Set up the list of parameters that are going to vary. For illustration, we do 10,000 computations for varying values of $\beta$, 10,000 for varying values of $S_0$ and 10,000 simulations for varying values of both $\beta$ and $S_0$.

nb_sims = 10000 # nb of simulations of each type
param_vary = list()
for (i in 1:nb_sims) {
  param_vary[[i]] = list()
  param_vary[[i]]$beta = runif(1, min = 1e-9, max = 1e-4)
}
for (i in (nb_sims+1):(2*nb_sims)) {
  param_vary[[i]] = list()
  param_vary[[i]]$S0 = runif(1, min = 1000, max = 100000)
}
for (i in (2*nb_sims+1):(3*nb_sims)) {
  param_vary[[i]] = list()
  param_vary[[i]]$beta = runif(1, min = 1e-9, max = 1e-4)
  param_vary[[i]]$S0 = runif(1, min = 1000, max = 100000)
}

The code can be run in parallel or iteratively.
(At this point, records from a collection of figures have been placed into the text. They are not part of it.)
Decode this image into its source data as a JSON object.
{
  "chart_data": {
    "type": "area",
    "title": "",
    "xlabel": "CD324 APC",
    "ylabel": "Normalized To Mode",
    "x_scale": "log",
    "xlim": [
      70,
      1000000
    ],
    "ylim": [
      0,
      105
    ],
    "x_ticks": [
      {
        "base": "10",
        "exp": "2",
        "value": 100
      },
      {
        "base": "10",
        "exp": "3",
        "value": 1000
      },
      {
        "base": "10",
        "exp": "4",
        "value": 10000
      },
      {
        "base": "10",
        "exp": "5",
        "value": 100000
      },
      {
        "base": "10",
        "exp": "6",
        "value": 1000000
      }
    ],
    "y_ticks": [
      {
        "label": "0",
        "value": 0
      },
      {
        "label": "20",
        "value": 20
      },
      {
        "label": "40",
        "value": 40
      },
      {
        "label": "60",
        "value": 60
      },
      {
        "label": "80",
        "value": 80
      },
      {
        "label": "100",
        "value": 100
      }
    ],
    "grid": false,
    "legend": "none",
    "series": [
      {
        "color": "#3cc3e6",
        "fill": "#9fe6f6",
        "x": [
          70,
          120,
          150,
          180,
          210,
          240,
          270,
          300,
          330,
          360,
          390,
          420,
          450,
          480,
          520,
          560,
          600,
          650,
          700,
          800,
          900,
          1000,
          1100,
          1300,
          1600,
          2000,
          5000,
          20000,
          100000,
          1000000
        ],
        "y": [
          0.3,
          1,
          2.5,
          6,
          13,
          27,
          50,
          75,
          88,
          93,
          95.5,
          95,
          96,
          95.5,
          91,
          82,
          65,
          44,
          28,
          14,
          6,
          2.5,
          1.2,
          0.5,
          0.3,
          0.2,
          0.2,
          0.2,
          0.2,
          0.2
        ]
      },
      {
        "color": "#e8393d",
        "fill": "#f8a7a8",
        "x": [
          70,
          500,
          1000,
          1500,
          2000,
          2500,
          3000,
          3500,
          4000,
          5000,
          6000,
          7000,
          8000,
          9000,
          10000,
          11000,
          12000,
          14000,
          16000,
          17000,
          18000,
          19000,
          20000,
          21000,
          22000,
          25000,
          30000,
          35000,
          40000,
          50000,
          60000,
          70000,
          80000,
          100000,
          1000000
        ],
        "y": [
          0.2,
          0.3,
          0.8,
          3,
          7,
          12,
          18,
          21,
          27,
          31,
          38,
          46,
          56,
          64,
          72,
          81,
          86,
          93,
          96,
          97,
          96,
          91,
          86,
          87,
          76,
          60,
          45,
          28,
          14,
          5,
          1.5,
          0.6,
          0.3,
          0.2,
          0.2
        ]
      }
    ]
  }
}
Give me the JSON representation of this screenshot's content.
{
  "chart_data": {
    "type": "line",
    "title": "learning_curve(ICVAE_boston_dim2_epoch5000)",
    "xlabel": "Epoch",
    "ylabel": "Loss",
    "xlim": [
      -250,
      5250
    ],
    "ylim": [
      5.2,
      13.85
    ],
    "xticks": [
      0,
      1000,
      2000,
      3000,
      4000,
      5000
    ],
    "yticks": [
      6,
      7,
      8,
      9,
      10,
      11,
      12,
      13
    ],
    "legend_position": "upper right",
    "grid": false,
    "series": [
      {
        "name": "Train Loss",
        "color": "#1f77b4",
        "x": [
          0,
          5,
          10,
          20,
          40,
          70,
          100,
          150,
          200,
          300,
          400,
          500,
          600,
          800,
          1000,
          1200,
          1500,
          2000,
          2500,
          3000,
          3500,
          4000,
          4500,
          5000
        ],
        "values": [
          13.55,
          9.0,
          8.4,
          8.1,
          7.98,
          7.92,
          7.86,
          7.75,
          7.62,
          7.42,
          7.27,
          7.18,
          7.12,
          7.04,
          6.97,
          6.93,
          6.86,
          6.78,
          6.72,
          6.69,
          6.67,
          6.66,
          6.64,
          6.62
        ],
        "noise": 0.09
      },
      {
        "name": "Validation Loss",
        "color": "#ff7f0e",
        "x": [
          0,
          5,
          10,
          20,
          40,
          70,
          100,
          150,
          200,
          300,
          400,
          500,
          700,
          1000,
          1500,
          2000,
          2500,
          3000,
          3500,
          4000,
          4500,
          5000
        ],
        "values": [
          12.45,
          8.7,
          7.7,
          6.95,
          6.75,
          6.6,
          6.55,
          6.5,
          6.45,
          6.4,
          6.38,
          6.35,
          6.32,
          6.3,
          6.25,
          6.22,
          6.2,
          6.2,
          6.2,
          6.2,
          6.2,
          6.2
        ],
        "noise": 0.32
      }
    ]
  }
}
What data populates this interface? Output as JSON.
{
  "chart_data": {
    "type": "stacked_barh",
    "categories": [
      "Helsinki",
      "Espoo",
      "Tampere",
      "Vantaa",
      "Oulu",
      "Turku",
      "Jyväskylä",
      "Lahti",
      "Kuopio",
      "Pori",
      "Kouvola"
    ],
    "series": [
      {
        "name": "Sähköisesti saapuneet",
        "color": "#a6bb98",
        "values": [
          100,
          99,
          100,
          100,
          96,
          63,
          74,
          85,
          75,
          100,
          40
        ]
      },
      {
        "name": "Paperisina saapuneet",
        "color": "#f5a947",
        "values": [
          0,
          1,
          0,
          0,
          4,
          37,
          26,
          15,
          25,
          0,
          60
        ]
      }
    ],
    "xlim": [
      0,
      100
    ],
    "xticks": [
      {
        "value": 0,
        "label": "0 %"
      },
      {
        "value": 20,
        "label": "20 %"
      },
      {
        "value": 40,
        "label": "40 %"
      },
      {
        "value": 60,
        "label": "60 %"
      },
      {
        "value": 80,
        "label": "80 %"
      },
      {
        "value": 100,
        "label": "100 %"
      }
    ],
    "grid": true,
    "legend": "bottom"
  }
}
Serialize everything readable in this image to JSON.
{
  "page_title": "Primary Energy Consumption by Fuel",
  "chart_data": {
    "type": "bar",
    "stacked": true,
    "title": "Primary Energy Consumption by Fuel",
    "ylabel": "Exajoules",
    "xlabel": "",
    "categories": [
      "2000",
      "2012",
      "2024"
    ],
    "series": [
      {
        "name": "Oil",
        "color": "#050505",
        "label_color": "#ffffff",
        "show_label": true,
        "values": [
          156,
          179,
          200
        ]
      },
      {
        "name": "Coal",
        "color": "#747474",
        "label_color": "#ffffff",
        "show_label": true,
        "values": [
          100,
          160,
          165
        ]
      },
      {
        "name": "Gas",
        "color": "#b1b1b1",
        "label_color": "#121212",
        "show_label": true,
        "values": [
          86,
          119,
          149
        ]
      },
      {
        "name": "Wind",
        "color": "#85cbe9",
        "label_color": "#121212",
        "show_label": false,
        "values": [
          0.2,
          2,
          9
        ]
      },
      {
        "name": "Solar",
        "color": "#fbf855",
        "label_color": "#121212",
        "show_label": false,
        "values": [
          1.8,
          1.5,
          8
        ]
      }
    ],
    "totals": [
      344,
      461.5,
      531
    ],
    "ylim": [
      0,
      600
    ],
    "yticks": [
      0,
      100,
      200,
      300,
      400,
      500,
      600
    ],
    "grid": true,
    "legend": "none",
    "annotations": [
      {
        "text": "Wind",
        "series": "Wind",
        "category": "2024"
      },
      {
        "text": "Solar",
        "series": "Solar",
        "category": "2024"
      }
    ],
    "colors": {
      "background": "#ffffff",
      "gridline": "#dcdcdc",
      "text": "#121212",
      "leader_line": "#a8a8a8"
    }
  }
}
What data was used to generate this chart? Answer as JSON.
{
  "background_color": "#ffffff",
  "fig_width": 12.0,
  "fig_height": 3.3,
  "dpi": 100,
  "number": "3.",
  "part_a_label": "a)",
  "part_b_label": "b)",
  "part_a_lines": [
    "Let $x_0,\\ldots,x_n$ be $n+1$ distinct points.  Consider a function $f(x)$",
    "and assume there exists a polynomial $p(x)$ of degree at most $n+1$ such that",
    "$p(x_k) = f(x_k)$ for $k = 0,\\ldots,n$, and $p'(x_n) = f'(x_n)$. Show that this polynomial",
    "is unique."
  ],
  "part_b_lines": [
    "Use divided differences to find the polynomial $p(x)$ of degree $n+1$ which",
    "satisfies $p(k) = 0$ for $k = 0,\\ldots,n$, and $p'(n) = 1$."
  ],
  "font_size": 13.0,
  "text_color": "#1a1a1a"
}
Note one interesting quirk: the function argument to parLapply is called fun, while that to lapply is called FUN. You have to love R. One core is set aside to avoid rendering the computer completely unresponsive; on a cluster with head node, you would of course be able to devote all cores to computations. (But then again, on a cluster with head node, you might also be using a scheduler.)

RUN_PARALLEL = TRUE
if (RUN_PARALLEL) {
  # Detect number of cores, use all but 1
  no_cores <- parallel::detectCores() - 1
  # Initiate cluster
  tictoc::tic()
  cl <- parallel::makeCluster(no_cores)
  # Export needed variables
  parallel::clusterExport(cl,
                c("R0",
                  "one_run_R0",
                  "param"))
  # Run computation
  result = parallel::parLapply(cl = cl, X = param_vary,
                               fun =  function(x) one_run_R0(x,param))
  # Stop cluster
  parallel::stopCluster(cl)
  tictoc::toc()
} else {
  tictoc::tic()
  result = lapply(X = param_vary,
                  FUN = function(x) one_run_R0(x,param))
  tictoc::toc()
}

Last little piece: let us plot the range of values taken by $\mathcal{R}_0$ when the various parameters are varied, to show sensitivity of $\mathcal{R}_0$.

result = unlist(result)
result.df = data.frame(beta = result[1:nb_sims],
                       S0 = result[(nb_sims+1):(2*nb_sims)],
                       beta_S0 = result[(2*nb_sims+1):(3*nb_sims)])
boxplot(result.df)